Dieses Ergebnis bestätige zudem die Systematik des SGB IX; denn Kapitel 3 des Teils 3 des SGB IX unterscheide zwischen sonstigen Pflichten der Arbeitgeber und Rechten der (schwerbehinderten) Arbeitnehmer und bringe somit zum Ausdruck, dass nicht jeder Pflicht des Arbeitgebers ein entsprechender Anspruch bzw. ein entsprechendes Recht des Arbeitnehmers gegenüberstehe. Räume der Gesetzgeber den Arbeitnehmern Ansprüche ein, werden diese ausdrücklich als solche bezeichnet, wie z. B. in § 164 Abs. 4 SGB IX. Dies sei jedoch in § 167 Abs. 2 SGB IX nicht geschehen.
Auch aus den Gesetzesmaterialien lasse sich kein abweichendes Auslegungsergebnis herleiten.
Ebenfalls gebiete die Richtlinie 2000/78/EG und die UN-Behindertenrechtskonvention (UN-BRK) kein abweichendes Verständnis von § 167 Abs. 2 Satz 1 SGB IX.
Da die vorliegend maßgeblichen unionsrechtlichen Fragen durch die Rechtsprechung des Gerichtshofs geklärt seien (s. u. a. EuGH v. 11.9.2019 – C-397/18; v. 4.7.2013 – C-312/11; v- 11.4.2013 – C-335/11) sei zudem ein Vorabentscheidungsersuchen an den Gerichtshof der Europäischen Union nicht notwendig.

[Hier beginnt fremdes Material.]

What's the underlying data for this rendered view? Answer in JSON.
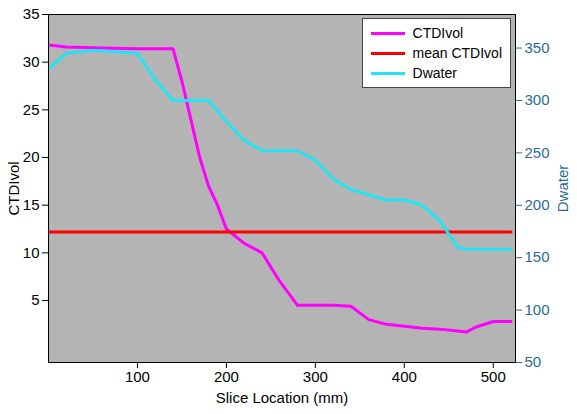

Ein Anspruch des Klägers auf Einleitung und Durchführung eines bEM ergebe sich zuletzt auch nicht aus dem Gebot der Rücksichtnahme oder einer Konkretisierung der Schutzpflichten des Arbeitgebers aus § 618 BGB; denn, so das BAG, der Ableitung eines Individualanspruchs auf Einleitung und Durchführung eines bEM aus § 241 Abs. 2 BGB oder § 618 BGB stehe der in der Gesetzessystematik zum Ausdruck kommende objektivierte Wille des Gesetzgebers entgegen, den betroffenen Arbeitnehmern mit § 167 Abs. 2 Satz 1 SGB IX keinen klagbaren Anspruch einzuräumen.